Margin-based (angular, additive, additive angular margins) soft-max loss functions are important in learning discriminative features in face recognition. There have been hand-crafted methods previously developed that require much effort such as A-softmax, V-softmax, AM-Softmax, and Arc-softmax. Li et al. proposed an AutoML for loss function search method also known as AM-LFS from a hyper-parameter optimization perspective [2]. It automatically determines the search space by leveraging reinforcement learning to the search loss functions during the training process, though the drawback is the complex and unstable search space.
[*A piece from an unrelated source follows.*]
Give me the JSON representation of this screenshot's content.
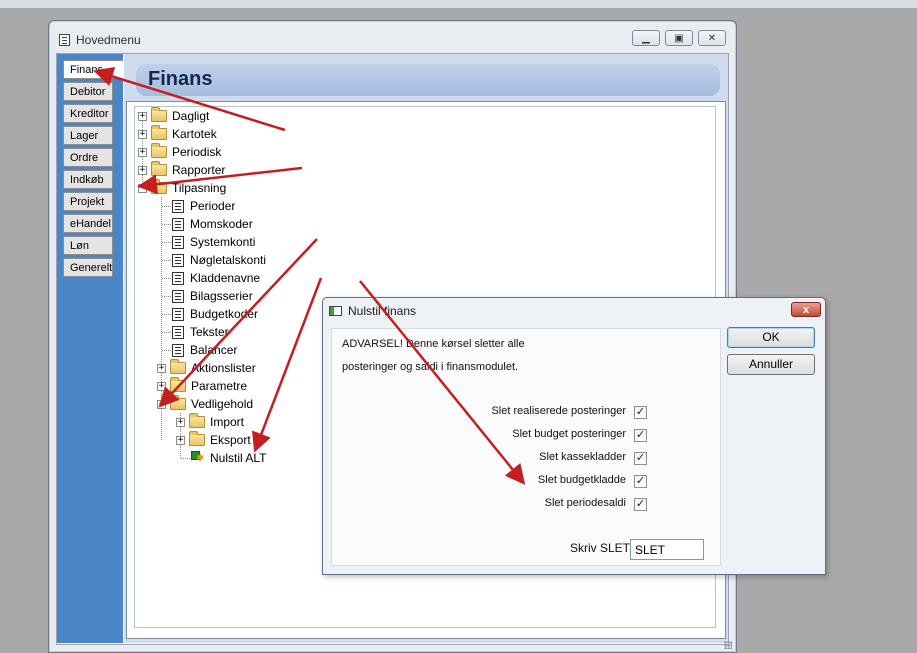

Previous algorithms for facial recognition frequently rely on CNNs that may include metric learning loss functions such as contrastive loss or triplet loss. Without sensitive sample mining strategies, the computational cost for these functions was high. This drawback prompts the redesign of classical softmax loss that cannot discriminate features. Multiple softmax loss functions have since been developed, and including margin-based formulations, they often require fine tuning of parameters and are susceptible to instability. Therefore, researchers need to put in a lot of effort in creating their method in the large design space. AM-LFS takes an optimization approach for selecting hyperparameters for the margin-based softmax functions, but its aforementioned drawbacks are caused by the lack of direction in designing the search space.

To solve the issues associated with hand-tuned softmax loss functions and AM-LFS, the authors attempt to reduce the softmax probability to improve feature discrimination when using margin-based softmax loss functions. The development of margin-based softmax loss with only one parameter required and an improved search space using reward-based method allows the authors to determine the best option for their loss function.

Problem Formulation

Analysis of Margin-based Softmax Loss

Based on the softmax probability and the margin-based softmax probability, the following function can be developed [1]:

where [math]a=1-e^{s{cos{(\theta_{w_y},x)}-f{(m,\theta_{w_y},x)}}}[/math] and [math]a≤0[/math]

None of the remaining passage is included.